5. Data Flow¶
5.2. WHG-Contributed Dataset Ingestion¶
Scholarly datasets contributed by WHG users follow a similar staged workflow, but with on-the-fly embedding generation due to smaller volumes.
5.2.1. Pipeline¶
1. Export dataset from WHG Django/PostgreSQL
↓
2. Convert to canonical JSON format
- Same schema as authority ingestion
- Preserve dataset provenance and attribution
↓
3. Extract unique toponyms from dataset
- Deduplicate by name@lang key
- Check which toponyms already exist in index
↓
4. For each new unique toponym:
- Generate embedding via Siamese BiLSTM model
↓
5. Index places and new toponyms to staging or production
↓
6. Validate dataset integrity
↓
7. Create snapshot (if staging on Slurm worker)
↓
8. Restore to production / switch aliases
5.2.2. Rationale for Flexible Staging¶
WHG-contributed datasets are much smaller (~200k places) and arrive incrementally.
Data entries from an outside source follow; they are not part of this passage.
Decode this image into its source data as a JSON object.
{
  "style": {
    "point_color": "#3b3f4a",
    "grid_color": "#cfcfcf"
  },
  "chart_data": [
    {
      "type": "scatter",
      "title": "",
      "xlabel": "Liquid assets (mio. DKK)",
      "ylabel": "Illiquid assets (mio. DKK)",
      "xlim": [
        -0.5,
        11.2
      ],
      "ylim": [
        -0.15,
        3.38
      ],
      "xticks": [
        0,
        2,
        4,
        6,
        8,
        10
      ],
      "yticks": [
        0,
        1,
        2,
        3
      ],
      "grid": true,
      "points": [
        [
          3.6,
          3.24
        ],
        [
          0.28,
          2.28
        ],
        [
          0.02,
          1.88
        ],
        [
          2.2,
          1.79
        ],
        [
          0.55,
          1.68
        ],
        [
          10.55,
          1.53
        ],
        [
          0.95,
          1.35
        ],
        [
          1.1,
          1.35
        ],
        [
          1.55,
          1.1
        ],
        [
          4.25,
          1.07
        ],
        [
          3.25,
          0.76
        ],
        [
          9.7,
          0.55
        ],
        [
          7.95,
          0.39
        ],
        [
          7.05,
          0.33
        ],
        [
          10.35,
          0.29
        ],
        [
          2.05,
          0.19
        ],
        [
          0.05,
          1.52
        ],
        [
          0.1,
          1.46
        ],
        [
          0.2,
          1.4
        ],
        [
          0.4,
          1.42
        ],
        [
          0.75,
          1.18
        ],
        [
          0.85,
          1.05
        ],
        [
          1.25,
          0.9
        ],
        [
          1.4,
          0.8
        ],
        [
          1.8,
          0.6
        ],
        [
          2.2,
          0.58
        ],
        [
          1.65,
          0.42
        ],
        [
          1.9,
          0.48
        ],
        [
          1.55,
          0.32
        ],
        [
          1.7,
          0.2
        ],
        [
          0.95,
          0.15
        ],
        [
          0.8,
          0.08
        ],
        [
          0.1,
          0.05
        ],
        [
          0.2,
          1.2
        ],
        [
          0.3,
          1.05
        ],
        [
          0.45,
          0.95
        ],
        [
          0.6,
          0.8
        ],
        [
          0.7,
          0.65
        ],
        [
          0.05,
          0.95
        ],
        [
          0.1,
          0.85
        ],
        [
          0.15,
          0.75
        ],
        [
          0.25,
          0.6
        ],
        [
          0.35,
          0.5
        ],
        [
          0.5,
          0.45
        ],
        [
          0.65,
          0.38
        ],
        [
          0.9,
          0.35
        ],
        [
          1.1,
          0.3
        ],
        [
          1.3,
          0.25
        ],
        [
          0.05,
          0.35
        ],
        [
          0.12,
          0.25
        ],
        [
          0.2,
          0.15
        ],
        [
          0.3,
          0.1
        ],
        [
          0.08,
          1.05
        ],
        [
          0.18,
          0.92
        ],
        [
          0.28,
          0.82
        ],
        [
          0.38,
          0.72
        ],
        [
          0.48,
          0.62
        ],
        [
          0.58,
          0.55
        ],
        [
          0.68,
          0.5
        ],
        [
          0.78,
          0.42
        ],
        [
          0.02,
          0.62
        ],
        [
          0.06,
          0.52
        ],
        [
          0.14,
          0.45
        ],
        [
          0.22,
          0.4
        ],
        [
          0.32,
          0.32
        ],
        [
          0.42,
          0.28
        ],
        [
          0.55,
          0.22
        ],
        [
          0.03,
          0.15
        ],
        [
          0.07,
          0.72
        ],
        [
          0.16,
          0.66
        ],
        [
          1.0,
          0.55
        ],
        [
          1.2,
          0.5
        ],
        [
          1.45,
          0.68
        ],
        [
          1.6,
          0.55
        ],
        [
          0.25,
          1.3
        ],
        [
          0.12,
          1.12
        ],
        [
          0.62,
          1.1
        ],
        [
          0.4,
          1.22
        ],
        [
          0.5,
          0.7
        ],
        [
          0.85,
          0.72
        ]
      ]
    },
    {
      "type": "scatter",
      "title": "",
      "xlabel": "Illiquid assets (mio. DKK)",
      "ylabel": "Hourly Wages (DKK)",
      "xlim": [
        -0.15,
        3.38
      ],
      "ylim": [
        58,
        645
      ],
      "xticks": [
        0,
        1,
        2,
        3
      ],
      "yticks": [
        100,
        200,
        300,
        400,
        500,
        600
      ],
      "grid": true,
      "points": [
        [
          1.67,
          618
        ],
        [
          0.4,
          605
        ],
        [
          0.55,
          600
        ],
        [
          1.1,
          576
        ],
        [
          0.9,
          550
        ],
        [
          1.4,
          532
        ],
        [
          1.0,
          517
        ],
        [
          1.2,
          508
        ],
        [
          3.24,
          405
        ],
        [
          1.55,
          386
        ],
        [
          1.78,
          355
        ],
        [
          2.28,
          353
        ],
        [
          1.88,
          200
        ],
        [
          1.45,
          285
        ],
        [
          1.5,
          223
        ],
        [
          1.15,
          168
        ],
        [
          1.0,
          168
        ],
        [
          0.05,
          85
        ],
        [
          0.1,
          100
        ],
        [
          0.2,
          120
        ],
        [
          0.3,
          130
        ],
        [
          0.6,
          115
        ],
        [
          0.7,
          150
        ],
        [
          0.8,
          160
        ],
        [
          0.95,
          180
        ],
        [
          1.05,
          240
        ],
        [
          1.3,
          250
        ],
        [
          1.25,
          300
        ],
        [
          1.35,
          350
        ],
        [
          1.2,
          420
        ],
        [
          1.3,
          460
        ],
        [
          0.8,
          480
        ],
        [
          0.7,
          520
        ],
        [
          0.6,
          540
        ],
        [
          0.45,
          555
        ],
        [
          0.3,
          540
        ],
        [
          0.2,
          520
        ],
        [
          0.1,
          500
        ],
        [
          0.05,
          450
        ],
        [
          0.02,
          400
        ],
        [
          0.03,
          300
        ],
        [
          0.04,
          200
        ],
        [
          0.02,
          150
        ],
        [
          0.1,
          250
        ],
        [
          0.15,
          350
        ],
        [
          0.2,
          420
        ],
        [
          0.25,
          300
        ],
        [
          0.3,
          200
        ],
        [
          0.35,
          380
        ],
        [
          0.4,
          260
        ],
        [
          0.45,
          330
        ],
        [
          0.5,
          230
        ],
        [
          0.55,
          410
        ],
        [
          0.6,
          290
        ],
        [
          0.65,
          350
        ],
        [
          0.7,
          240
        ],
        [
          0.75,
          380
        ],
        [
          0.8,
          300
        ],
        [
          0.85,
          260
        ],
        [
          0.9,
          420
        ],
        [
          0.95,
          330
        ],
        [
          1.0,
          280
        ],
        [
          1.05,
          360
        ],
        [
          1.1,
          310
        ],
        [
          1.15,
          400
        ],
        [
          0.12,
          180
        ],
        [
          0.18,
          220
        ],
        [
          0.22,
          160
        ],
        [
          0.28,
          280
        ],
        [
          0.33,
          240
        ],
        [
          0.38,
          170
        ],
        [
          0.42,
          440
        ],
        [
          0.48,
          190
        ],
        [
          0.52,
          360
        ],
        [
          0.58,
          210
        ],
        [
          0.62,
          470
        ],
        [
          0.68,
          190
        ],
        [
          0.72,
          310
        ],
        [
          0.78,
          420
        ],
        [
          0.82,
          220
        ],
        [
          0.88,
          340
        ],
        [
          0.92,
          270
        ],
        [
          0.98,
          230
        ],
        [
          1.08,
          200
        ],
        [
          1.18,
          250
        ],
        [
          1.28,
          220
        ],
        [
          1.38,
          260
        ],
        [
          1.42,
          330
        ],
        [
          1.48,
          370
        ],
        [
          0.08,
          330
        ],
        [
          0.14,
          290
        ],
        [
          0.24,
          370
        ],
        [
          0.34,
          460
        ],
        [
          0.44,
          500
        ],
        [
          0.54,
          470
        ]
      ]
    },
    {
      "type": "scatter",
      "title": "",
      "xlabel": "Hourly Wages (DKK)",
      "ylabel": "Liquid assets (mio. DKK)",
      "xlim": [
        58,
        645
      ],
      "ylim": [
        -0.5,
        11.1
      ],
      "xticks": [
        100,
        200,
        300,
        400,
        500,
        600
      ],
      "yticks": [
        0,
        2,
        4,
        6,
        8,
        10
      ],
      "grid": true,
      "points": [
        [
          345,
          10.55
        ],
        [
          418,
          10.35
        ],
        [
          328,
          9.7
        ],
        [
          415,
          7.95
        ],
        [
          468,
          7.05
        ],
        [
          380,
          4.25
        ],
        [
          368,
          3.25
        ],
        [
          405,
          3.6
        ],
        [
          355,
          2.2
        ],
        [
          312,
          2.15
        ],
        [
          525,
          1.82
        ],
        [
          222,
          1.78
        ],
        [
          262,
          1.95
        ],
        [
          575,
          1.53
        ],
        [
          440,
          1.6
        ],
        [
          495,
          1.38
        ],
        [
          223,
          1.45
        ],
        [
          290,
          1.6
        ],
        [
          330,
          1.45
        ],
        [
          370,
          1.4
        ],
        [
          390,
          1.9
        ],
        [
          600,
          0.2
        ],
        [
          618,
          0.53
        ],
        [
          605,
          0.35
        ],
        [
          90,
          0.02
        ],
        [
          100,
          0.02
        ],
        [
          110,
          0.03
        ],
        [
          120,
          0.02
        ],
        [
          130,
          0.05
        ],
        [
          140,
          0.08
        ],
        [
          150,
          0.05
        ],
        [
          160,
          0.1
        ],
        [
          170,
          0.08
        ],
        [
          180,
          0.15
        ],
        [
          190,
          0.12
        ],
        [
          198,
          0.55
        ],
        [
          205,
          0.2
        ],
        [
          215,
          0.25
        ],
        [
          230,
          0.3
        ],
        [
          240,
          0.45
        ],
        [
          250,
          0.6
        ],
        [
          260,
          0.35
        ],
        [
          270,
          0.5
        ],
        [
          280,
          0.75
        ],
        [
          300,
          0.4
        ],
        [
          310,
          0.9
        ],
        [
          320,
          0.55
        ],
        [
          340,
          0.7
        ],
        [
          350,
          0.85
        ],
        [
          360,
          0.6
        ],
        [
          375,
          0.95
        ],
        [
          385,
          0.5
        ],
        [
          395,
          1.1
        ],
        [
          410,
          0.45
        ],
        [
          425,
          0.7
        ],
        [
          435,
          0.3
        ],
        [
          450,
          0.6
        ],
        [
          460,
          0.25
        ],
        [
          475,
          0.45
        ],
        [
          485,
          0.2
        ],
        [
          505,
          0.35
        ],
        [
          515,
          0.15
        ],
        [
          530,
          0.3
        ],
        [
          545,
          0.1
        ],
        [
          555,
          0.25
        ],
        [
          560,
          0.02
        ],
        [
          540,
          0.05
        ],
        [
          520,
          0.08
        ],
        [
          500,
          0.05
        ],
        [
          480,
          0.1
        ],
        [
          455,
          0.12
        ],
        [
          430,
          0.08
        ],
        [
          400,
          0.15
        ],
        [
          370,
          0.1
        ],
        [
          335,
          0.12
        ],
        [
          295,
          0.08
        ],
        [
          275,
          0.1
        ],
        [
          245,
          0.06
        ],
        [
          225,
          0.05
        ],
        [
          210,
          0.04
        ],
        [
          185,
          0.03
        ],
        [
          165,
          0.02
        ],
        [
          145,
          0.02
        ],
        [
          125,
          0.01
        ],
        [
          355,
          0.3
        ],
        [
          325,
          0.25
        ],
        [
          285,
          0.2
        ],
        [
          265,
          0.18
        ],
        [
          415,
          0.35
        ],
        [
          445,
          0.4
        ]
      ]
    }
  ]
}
Depending on volume:
Small batches: Can be indexed directly on the VM during low-usage periods
Larger contributions: Use Slurm staging to avoid production impact
New toponyms from contributions are checked against the existing toponyms index; only genuinely new name@lang combinations require embedding generation.
5.3. Embedding Generation¶
Siamese BiLSTM embeddings are generated for unique toponyms only, prior to snapshot transfer.
5.3.2. Incremental Generation (WHG Contributions)¶
Run during ingestion for new unique toponyms only:
# Check which toponyms are genuinely new
new_toponyms = [t for t in dataset_toponyms
if not toponym_exists(es_client, t['toponym_id'])]
# Generate embeddings only for new toponyms
for toponym in new_toponyms:
embedding = siamese_bilstm_model.embed(toponym['name'])
toponym['embedding_bilstm'] = embedding
index_toponym(es_client, toponym)
This deduplication means a contribution of 10,000 places might only require embedding generation for a few hundred genuinely new name@lang combinations.
The same trained Siamese BiLSTM model is deployed to both staging (Slurm worker) and production (VM), ensuring consistent embeddings across the corpus.
5.4. Incremental Updates¶
For new dataset ingestion after initial population:
Ingest new places/toponyms to versioned indices
Generate embeddings for new unique toponyms only
Merge with existing data or create new index version
Switch aliases when ready
Quarterly full re-embedding ensures consistency across the corpus as the model improves.